Th17/Treg imbalance modulates rat myocardial fibrosis and heart failure by regulating LOX expression.

Abstract

The imbalance of T helper (Th) 17/T regulatory (Treg) is involved in chronic heart failure (HF). The enzyme lysyl oxidase (LOX) contributes to myocardial fibrosis. This study was designed to decipher the regulatory mechanism of Th17/Treg on LOX expression and to validate whether Th17/Treg imbalance regulates myocardial fibrosis by modulating LOX expression.

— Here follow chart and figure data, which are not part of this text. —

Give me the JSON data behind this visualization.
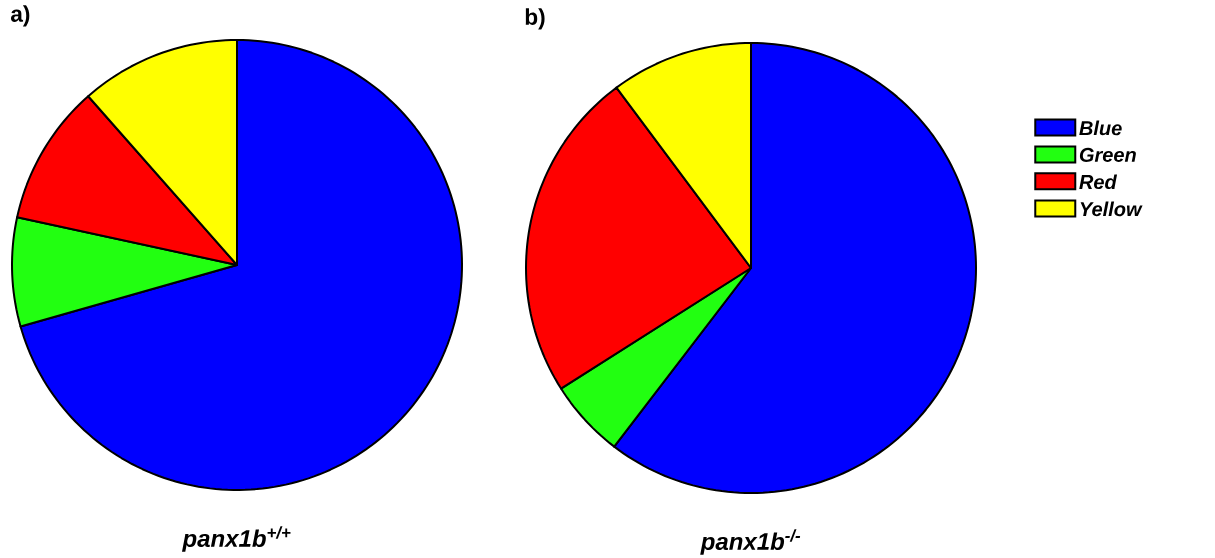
{
  "chart_data": [
    {
      "type": "pie",
      "title": "a)",
      "xlabel": "panx1b$^{+/+}$",
      "categories": [
        null,
        null,
        null,
        null
      ],
      "values": [
        70.6,
        7.8,
        10.1,
        11.5
      ],
      "colors": [
        "#0000ff",
        "#22ff11",
        "#ff0000",
        "#ffff00"
      ]
    },
    {
      "type": "pie",
      "title": "b)",
      "xlabel": "panx1b$^{-/-}$",
      "categories": [
        "Blue",
        "Green",
        "Red",
        "Yellow"
      ],
      "values": [
        60.4,
        5.6,
        23.8,
        10.2
      ],
      "colors": [
        "#0000ff",
        "#22ff11",
        "#ff0000",
        "#ffff00"
      ],
      "legend": "right"
    }
  ]
}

Human cardiac fibroblasts (HCFs) were treated with angiotensin II (Ang II) and co-cultured with Th17 cells and Tregs which were polarized from control naïve CD4+ T cells. Th17 cells and Tregs were adoptively transferred into abdominal aortic coarctation-induced chronic HF rats to investigate the efficacy of Th17 and Treg infusions on myocardial fibrosis and HF. Th17/Treg imbalance (increased Th17 cells and decreased Tregs) was observed in HF patients. Th17 cells/Tregs aggravated/attenuated Ang II-induced upregulation of LOX and fibrosis-related indicators (MMP-2/9 and collagen I/III) in HCFs in vitro and abdominal aortic coarctation-induced myocardial fibrosis and HF in rats, by promoting/inhibiting LOX expression. Mechanistically, Th17 cells promoted LOX expression by activating the IL-17/ERK1/2-AP-1 pathway, while Tregs inhibited LOX expression by activating the IL-10/JAK1-STAT3 pathway. Increased Th17 cells and decreased Tregs aggravate myocardial fibrosis and HF by inducing LOX expression.